The sector has increased its Treasury Bill holdings as most banks view them as a better alternative to individual and corporate loans given the high credit risk in the economy.

On average, banks have doubled their TB holdings, reflecting their great confidence in the security, which in a well-functioning economy represents a risk-free investment.
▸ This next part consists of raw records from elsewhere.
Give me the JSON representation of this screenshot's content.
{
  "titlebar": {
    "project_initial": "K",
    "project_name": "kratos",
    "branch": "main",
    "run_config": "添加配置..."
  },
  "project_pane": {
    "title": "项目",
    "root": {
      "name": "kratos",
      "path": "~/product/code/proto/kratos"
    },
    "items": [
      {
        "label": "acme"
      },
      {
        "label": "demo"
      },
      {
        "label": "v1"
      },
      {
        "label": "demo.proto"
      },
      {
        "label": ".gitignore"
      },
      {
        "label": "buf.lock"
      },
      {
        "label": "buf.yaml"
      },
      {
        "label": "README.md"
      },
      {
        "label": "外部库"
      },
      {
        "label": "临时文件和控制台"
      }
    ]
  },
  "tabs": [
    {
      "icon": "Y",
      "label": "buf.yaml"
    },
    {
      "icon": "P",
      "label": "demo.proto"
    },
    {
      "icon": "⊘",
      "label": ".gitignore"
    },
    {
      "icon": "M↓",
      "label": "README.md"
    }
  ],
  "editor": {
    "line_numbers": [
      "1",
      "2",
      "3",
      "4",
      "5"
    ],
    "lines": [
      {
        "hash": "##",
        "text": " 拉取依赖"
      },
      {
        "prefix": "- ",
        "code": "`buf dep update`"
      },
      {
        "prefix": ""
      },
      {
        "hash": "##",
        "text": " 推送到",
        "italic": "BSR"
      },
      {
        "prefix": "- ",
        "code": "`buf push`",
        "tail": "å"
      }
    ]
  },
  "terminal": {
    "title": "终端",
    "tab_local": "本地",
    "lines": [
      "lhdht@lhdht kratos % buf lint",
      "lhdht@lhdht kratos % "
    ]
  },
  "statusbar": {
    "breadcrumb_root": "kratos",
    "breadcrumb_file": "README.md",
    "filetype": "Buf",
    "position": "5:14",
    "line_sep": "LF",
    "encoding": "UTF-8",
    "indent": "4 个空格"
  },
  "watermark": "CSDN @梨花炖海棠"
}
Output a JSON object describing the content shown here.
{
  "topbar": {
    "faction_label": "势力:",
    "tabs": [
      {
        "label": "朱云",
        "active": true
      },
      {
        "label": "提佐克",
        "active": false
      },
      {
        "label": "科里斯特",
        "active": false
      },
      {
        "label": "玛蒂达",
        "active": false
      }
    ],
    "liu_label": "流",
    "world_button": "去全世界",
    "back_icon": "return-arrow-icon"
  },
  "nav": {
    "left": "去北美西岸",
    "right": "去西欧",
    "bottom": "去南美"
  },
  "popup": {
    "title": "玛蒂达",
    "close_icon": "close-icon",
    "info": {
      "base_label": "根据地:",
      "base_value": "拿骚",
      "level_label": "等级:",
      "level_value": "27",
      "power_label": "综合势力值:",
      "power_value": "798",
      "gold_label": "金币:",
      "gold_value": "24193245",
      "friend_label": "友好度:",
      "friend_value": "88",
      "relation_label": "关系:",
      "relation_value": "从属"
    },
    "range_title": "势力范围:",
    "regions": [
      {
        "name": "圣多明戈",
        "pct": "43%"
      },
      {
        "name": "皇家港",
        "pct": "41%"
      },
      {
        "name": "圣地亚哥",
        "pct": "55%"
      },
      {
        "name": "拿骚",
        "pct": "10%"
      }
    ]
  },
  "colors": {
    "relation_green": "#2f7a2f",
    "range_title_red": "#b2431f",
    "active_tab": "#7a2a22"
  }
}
Banks such as Ecobank, Standard Chartered Bank and Agribank have increased their TBs holdings by 220 percent, 180 percent and 168 percent to $61.1 million, $135.7 million and $60.8 million, in that order.

For Barclays, TBs accounted for almost 50 percent of the bank’s investment securities at $34 million.

Banks maintain the stance that the government has and will always pay the TBs on maturity despite a tight fiscal space.

Most banks recorded a significant decline in non-performing loans in the period, benefiting from NPL disposals to the Zimbabwe Asset Management Corporation (ZAMCO).

As at December 31 last year ZAMCO had bought bad loans worth $813 million resulting in a decline in the market NPL ratio to 7.9 percent by end of 2016, down from a peak of 20.45 percent in June 2014.

However, MBCA’s NPLs increased to 5.3 percent from 2.9 percent previously.

Additionally, Agribank’s NPLs are still high at 20 percent on the back of its aggressive lending.

Cautious lending and aggressive collections also contributed to the decline in NPLs in general.

The economic outlook remains uncertain as national savings continue to wane.

The cash crisis will likely remain a challenge as low incomes growth and weak depositor confidence will continue to militate against deposit mobilisation from the unbanked population.

The introduction of bond notes will discourage hard currency deposits as the banking public continues to struggle to access funds on demand.

In the face of challenging economic conditions and increasing cost of doing business, the debt repayment capacity of borrowers remains constrained, and this will dampen the risk appetite of banks to extend loans.

The high rate of loans to individuals by some banks remains a concern. 

The consumptive nature of individual loans does not bode well for economic recovery.